L'assemblée générale extraordinaire doit également déterminer la durée de l'obligation de conservation des actions, pendant laquelle le bénéficiaire est propriétaire des actions mais ne peut pas les céder. Cette période court à compter de l'attribution effective des actions et ne doit pas être inférieure à deux ans, l'assemblée générale extraordinaire pouvant fixer une obligation de conservation plus longue (C. com., art. L. 225-197-1, I, al. 2).

La loi est muette quant aux sanctions applicables aux bénéficiaires d'une attribution gratuite d'actions qui ne respecteraient pas les conditions fixées par le plan, notamment celles tenant à la conservation des actions attribuées gratuitement. Dès lors, dans le silence de loi, il est possible de s'interroger sur la faculté pour la société, afin de maîtriser le risque d'une cession anticipée de ses actions à des tiers, de prévoir dans le plan d'attribution que les titres seront conventionnellement incessibles (compte bloqué).

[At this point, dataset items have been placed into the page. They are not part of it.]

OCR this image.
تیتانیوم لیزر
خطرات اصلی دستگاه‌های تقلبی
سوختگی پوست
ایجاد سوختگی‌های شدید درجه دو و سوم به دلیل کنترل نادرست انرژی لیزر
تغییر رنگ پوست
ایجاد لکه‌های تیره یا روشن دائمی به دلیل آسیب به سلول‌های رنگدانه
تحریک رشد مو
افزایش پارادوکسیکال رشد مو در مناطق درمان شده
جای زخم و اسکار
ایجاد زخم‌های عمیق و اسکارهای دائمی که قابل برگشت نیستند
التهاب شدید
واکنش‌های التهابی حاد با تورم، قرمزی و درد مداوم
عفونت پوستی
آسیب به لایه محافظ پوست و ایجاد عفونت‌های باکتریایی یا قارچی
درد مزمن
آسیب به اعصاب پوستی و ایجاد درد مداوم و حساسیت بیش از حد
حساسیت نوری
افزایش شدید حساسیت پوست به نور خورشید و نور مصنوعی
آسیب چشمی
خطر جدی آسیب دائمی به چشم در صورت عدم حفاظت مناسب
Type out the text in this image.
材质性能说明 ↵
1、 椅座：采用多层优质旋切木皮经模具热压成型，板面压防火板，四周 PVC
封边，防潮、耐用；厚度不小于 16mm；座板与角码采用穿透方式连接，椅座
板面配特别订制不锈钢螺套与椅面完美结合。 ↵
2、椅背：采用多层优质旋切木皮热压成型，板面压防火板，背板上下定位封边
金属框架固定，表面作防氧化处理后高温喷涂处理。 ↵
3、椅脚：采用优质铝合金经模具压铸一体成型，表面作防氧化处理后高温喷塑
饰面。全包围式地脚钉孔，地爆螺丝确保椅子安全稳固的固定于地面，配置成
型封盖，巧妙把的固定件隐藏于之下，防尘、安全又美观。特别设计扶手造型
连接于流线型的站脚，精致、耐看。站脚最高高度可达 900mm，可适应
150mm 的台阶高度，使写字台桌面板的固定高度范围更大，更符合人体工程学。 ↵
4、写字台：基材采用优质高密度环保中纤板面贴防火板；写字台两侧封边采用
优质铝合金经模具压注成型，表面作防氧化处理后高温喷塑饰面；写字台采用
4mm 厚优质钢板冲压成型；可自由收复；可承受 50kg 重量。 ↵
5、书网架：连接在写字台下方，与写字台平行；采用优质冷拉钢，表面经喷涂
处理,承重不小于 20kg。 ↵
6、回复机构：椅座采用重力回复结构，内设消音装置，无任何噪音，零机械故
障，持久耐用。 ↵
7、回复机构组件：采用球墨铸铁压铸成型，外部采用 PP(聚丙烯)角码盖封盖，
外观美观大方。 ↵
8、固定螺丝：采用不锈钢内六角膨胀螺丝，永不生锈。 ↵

Modalités d'attribution gratuite d'actions à des salariés

L'assemblée générale extraordinaire doit préciser si les actions attribuées gratuitement sont des actions existantes, des actions à émettre ou une combinaison des deux.

Il ne peut être attribué d'actions à des salariés ou à des mandataires sociaux détenant chacun plus de 10 % du capital social; une attribution gratuite d'actions ne peut pas avoir pour effet que les salariés et les mandataires sociaux détiennent individuellement plus de 10 % du capital social (art. L. 225-197-1, II du Code de commerce).

La société souhaitant attribuer des actions gratuites devra procéder :

- soit au rachat par la société de ses propres actions;

- soit à une augmentation de capital réservée aux attributaires; l'émission des actions destinées à faire l'objet d'une attribution gratuite résultera d'une incorporation de réserves de la société émettrice.